Attorneys for convicted businessman Tom Petters are taking another shot at reducing his 50-year prison sentence.
The Star Tribune reports that attorney Steve Meshbesher said Monday that Petters deserves a hearing because the Wayzata businessman was not told about an offer for a 30-year sentence until after his conviction.
“Defendant Petters affirms that the very first time the 30-year cap was ever raised was during a meeting in the U.S. marshal’s holding cell immediately following his trial and conviction,” Meshbesher wrote in a brief filed with U.S.Distrct Court Judge Richard Kyle.
Prosecutors have argued that Petters was aware of the potential 30-year cap on a prison sentence and rejected it multiple times.
Meanwhile, the Business Journal reports that a new lawsuit seeks to have Edina's Crown Bank turn over $2 million in allegedly fraudulent transfers involving Petters.

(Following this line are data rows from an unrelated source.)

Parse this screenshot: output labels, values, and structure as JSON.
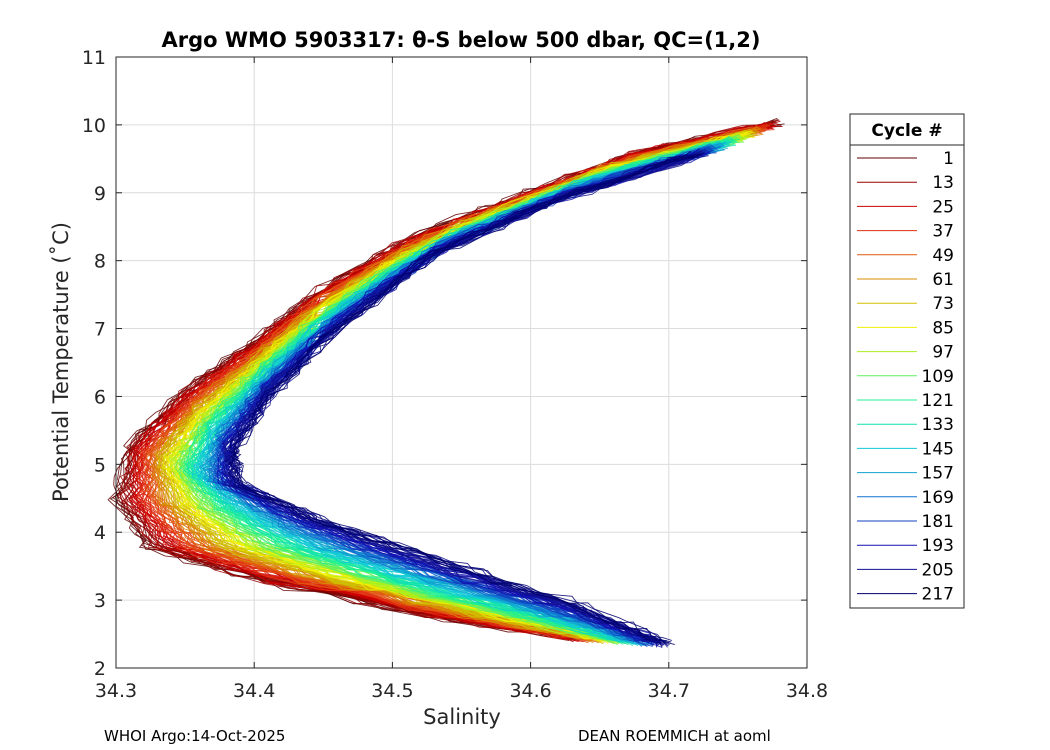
{
  "chart_data": {
    "type": "line",
    "title": "Argo WMO 5903317: θ-S below 500 dbar,  QC=(1,2)",
    "xlabel": "Salinity",
    "ylabel": "Potential Temperature (˚C)",
    "xlim": [
      34.3,
      34.8
    ],
    "ylim": [
      2,
      11
    ],
    "xticks": [
      34.3,
      34.4,
      34.5,
      34.6,
      34.7,
      34.8
    ],
    "xtick_labels": [
      "34.3",
      "34.4",
      "34.5",
      "34.6",
      "34.7",
      "34.8"
    ],
    "yticks": [
      2,
      3,
      4,
      5,
      6,
      7,
      8,
      9,
      10,
      11
    ],
    "ytick_labels": [
      "2",
      "3",
      "4",
      "5",
      "6",
      "7",
      "8",
      "9",
      "10",
      "11"
    ],
    "grid": true,
    "legend": {
      "title": "Cycle #",
      "position": "right",
      "entries": [
        "1",
        "13",
        "25",
        "37",
        "49",
        "61",
        "73",
        "85",
        "97",
        "109",
        "121",
        "133",
        "145",
        "157",
        "169",
        "181",
        "193",
        "205",
        "217"
      ],
      "colors": [
        "#600000",
        "#980000",
        "#cc0000",
        "#e03010",
        "#e05a10",
        "#d88c00",
        "#d0c000",
        "#f0f000",
        "#a8f020",
        "#60f060",
        "#20f090",
        "#10e0b0",
        "#10c8d8",
        "#10a0d0",
        "#1070d0",
        "#1040c0",
        "#1010b0",
        "#101090",
        "#000070"
      ]
    },
    "series_profile": {
      "description": "Approximate theta-S curve per cycle group (S, theta)",
      "early_cycles": [
        [
          34.78,
          10.05
        ],
        [
          34.68,
          9.6
        ],
        [
          34.6,
          9.0
        ],
        [
          34.52,
          8.4
        ],
        [
          34.45,
          7.6
        ],
        [
          34.4,
          6.8
        ],
        [
          34.35,
          6.1
        ],
        [
          34.31,
          5.3
        ],
        [
          34.3,
          4.5
        ],
        [
          34.32,
          3.8
        ],
        [
          34.4,
          3.3
        ],
        [
          34.52,
          2.8
        ],
        [
          34.63,
          2.45
        ]
      ],
      "late_cycles": [
        [
          34.72,
          9.55
        ],
        [
          34.62,
          8.9
        ],
        [
          34.53,
          8.1
        ],
        [
          34.46,
          7.0
        ],
        [
          34.41,
          6.0
        ],
        [
          34.385,
          5.2
        ],
        [
          34.39,
          4.7
        ],
        [
          34.46,
          4.1
        ],
        [
          34.55,
          3.5
        ],
        [
          34.64,
          2.9
        ],
        [
          34.7,
          2.35
        ]
      ]
    },
    "footer_left": "WHOI Argo:14-Oct-2025",
    "footer_right": "DEAN ROEMMICH at aoml"
  }
}
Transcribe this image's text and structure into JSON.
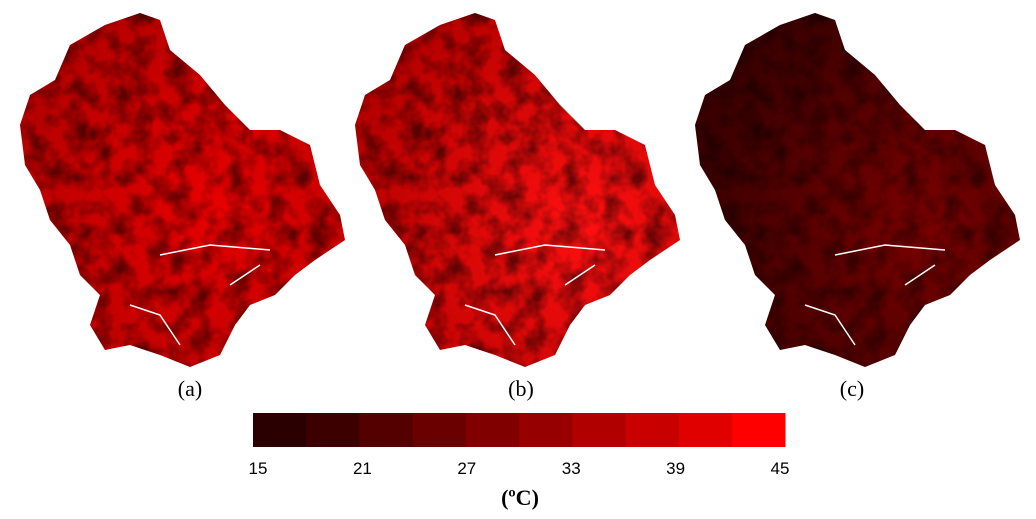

In the suit, receiver Doug Kelley said Crown Bank pressured Petters to pledge two properties as collateral for a line of credit the day after a federal raid on his home and business. The deal was illegitimate, Kelley's suit argues, because Crown was aware of the fraud and knew Petters couldn't repay the loan.
Crown CEO Peter Dahl told the Business Journal that the suit is "frivolous." He said a judge already upheld the mortgages.
Earlier this year Judge Kyle denied the U.S. Attorney's bid for control of the properties, saying that Crown Bank was also a victim.